“Readwalking”, two words brought together to describe a simultaneous act of reading and walking, of reading as walking, of walking as reading, of sounding a text about walking, step by step, one word calling the other, following one’s senses, like Thoreau.
CD
The double CD (Edition Wandelweiser, June 2021) brings together four contrasting interpretations of an open score and the act of readwalking at its core, each track taking an entirely different direction out there. The individual and collective renditions are based on a radical pruning of David Henri Thoreau’s transcendental essay about walking (1851).
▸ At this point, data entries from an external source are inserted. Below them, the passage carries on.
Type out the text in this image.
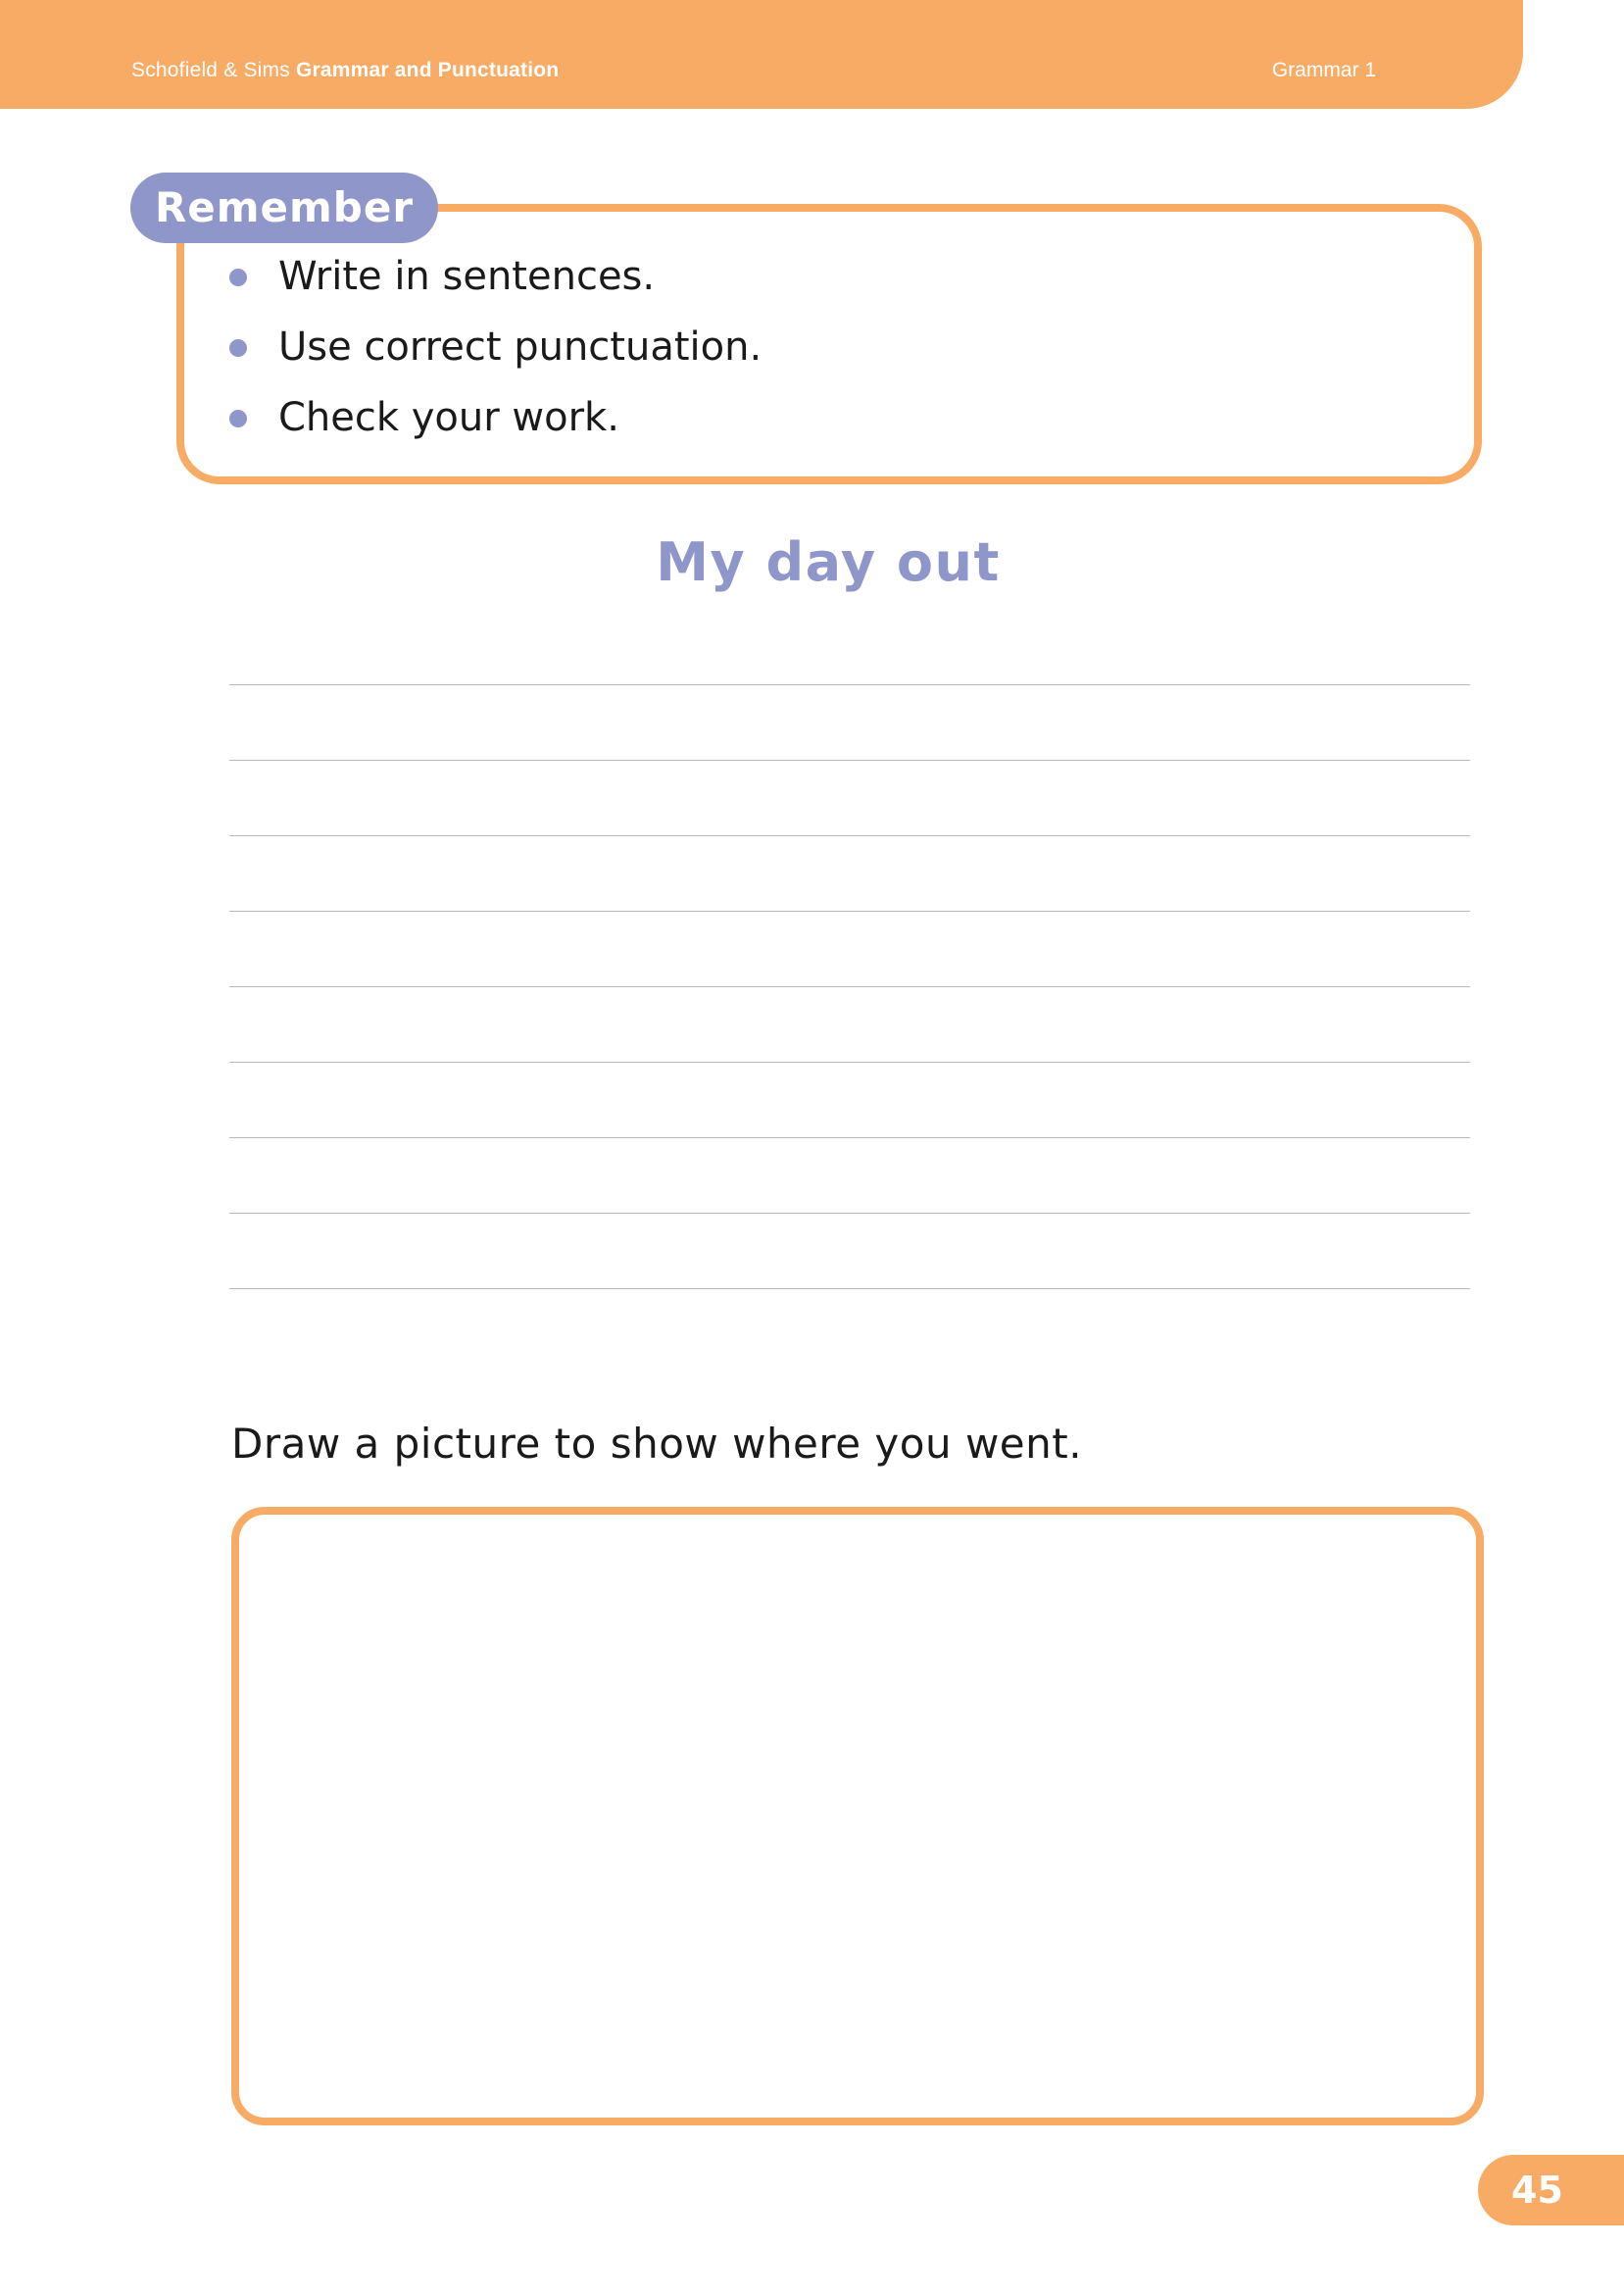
Schofield & Sims Grammar and Punctuation	Grammar 1
Remember
Write in sentences.
Use correct punctuation.
Check your work.
My day out
Draw a picture to show where you went.
45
Footnotes provide suggestions on how to speak, sing, sound the remaining words, alone or with others, inside or outside, sitting, standing or walking.
readwalking in le puid (43:28) – schuppe (voice), thut (viol)
readwalking in thornton heath (06:50) – waeckerlé (voice)
readwalking in haan (31:32) – beuger (harmonica, children glockenspiel, voice), schimag (lyre, voice)
readwalking remotely (30:10) – reber (field recording, electronics), waeckerlé (voice)
Followed by several more ‘directions out there’: readwalking performances at Klangraum 2021 in Düsseldorf in Aug 2021.
Book
A direction out there – readwalking (with) Thoreau, a pocket size book bringing together the prepared text, the score and two essays: Michael Hampton on the literary flaneur, Vicky Smith on Ecriture Feminine and media permeability, is available from MA BIBLIOTHEQUE.
‘Wherever a (wo)man separates from the multitude, and goes her own way in this mood, there indeed is a fork in the road’. Life without principle, (Henry David Thoreau, 1863).